In the journals Dudo and Yu Waddy, she wrote vice-versa poems with one of her friends, MP Khin Pu (pen name Ngwe Wutt Yi), the daughter of Dudo U Ba Cho. Ngwe Wutt Yi died earlier than Ngwe Tar Yi. After her death, she wrote poem for her friend.

In 1944, she published Minn Sayy Yay Pell Mhuan Thalarr and kabyaarshe Short Novel (မင်ဆေးရည်ပဲ မှုန်သလားနှင့် ကဗျာရှင်ဝတ္ထုတို) and in 1947, she published the Malala Myaing Poems Book. In 1948, she visited India.

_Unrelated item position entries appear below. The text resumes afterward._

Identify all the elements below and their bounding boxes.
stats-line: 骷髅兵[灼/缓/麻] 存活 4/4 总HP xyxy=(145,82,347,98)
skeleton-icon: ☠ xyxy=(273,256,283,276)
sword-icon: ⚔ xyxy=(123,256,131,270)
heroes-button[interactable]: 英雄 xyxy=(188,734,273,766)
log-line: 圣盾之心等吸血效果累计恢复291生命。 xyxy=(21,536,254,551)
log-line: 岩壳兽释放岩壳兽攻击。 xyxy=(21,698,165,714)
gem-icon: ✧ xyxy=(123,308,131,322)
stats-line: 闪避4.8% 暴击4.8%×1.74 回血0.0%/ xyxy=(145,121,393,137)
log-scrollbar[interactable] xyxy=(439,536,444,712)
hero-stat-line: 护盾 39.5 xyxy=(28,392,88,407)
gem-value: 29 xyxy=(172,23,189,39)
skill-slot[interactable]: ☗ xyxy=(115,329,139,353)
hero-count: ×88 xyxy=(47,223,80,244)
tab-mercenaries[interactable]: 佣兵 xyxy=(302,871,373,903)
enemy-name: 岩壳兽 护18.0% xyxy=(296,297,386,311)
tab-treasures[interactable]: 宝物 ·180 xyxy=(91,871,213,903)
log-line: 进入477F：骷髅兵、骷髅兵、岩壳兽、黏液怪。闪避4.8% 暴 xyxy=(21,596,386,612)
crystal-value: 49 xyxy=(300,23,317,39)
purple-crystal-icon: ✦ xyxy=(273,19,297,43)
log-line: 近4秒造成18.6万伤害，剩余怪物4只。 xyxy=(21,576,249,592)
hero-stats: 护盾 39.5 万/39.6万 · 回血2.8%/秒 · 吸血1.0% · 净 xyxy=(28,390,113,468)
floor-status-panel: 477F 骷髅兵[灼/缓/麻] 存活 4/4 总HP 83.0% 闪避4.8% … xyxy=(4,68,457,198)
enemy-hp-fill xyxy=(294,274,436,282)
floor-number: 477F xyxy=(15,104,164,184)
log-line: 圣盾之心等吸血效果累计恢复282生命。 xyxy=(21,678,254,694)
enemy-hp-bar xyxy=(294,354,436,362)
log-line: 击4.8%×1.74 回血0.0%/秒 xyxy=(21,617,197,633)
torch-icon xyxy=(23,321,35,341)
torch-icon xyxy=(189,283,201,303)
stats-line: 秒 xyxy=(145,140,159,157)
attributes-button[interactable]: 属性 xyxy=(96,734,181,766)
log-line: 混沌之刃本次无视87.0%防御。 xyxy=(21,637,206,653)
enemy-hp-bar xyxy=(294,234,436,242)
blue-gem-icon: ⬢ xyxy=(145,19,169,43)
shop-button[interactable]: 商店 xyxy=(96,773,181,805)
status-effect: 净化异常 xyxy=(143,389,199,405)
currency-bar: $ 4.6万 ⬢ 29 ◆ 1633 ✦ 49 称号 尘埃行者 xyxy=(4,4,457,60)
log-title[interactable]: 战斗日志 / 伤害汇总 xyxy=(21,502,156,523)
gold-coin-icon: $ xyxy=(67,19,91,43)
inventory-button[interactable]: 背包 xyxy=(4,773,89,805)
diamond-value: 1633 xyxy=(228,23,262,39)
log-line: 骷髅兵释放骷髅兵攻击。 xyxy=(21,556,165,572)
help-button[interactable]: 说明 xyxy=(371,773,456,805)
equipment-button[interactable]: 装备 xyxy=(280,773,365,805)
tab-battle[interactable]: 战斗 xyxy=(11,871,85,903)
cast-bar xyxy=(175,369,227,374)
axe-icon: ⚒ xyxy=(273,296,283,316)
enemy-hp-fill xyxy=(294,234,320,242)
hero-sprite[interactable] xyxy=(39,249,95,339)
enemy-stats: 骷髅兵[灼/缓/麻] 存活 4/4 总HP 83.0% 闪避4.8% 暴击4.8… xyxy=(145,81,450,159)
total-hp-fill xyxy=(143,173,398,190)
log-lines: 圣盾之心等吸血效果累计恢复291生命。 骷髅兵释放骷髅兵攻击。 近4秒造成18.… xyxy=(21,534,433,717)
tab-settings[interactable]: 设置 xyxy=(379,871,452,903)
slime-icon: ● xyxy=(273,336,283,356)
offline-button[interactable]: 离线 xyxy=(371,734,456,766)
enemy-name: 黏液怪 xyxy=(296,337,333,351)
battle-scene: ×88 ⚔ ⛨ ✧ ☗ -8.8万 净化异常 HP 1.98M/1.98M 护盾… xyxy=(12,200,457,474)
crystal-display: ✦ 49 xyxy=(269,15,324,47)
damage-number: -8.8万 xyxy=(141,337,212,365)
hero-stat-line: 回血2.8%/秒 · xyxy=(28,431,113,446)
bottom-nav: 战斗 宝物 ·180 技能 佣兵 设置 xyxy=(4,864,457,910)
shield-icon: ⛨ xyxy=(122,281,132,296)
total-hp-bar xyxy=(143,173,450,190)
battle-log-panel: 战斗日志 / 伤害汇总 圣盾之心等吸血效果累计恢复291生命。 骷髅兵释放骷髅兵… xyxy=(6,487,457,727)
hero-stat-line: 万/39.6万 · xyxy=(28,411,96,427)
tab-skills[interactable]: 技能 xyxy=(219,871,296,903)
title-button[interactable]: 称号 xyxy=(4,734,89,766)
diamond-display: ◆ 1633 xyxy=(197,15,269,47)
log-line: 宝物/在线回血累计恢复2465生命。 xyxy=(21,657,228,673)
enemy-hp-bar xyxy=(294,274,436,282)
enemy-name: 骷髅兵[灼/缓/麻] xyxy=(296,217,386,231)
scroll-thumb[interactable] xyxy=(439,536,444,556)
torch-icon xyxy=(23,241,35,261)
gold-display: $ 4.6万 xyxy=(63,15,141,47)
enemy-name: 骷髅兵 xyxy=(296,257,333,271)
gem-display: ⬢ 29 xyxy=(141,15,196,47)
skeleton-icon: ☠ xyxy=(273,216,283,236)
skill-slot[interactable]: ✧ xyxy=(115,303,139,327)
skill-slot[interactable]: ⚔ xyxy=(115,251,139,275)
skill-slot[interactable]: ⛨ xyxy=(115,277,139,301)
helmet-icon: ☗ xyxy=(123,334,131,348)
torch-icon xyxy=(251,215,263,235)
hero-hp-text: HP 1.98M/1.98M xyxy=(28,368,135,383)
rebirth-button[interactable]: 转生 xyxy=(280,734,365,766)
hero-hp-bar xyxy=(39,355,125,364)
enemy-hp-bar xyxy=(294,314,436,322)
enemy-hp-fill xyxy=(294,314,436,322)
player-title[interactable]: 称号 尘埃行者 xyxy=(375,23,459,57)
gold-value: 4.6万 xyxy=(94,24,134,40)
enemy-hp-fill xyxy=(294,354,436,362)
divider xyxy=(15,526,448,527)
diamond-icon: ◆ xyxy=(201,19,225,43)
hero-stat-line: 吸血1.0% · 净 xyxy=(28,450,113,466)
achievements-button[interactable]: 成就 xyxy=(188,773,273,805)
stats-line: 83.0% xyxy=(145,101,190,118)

Ngwe, in partnership with her husband published a book of Yadanar poems in 1954.
In the same year, she received the Literary Translation Award (now called the National Literature Award) for her book Kabarkyaw aehswat Stories (ကမ္ဘာကျော် အီစွတ်ပုံပြင်များ စာအုပ်) in conjunction with her husband Min Yu Wai.

She wrote four poetry books. The 100 Poems of Ngwe Tar Yi was published in 1960. She also won the Poetry Prize (now also called the National Literature Award).

Her poems are still used today in middle and high school textbooks.

==Personal life==
In 1952, she married Min Yu Wai, a writer and the education minister of Insein District, U Win Maung.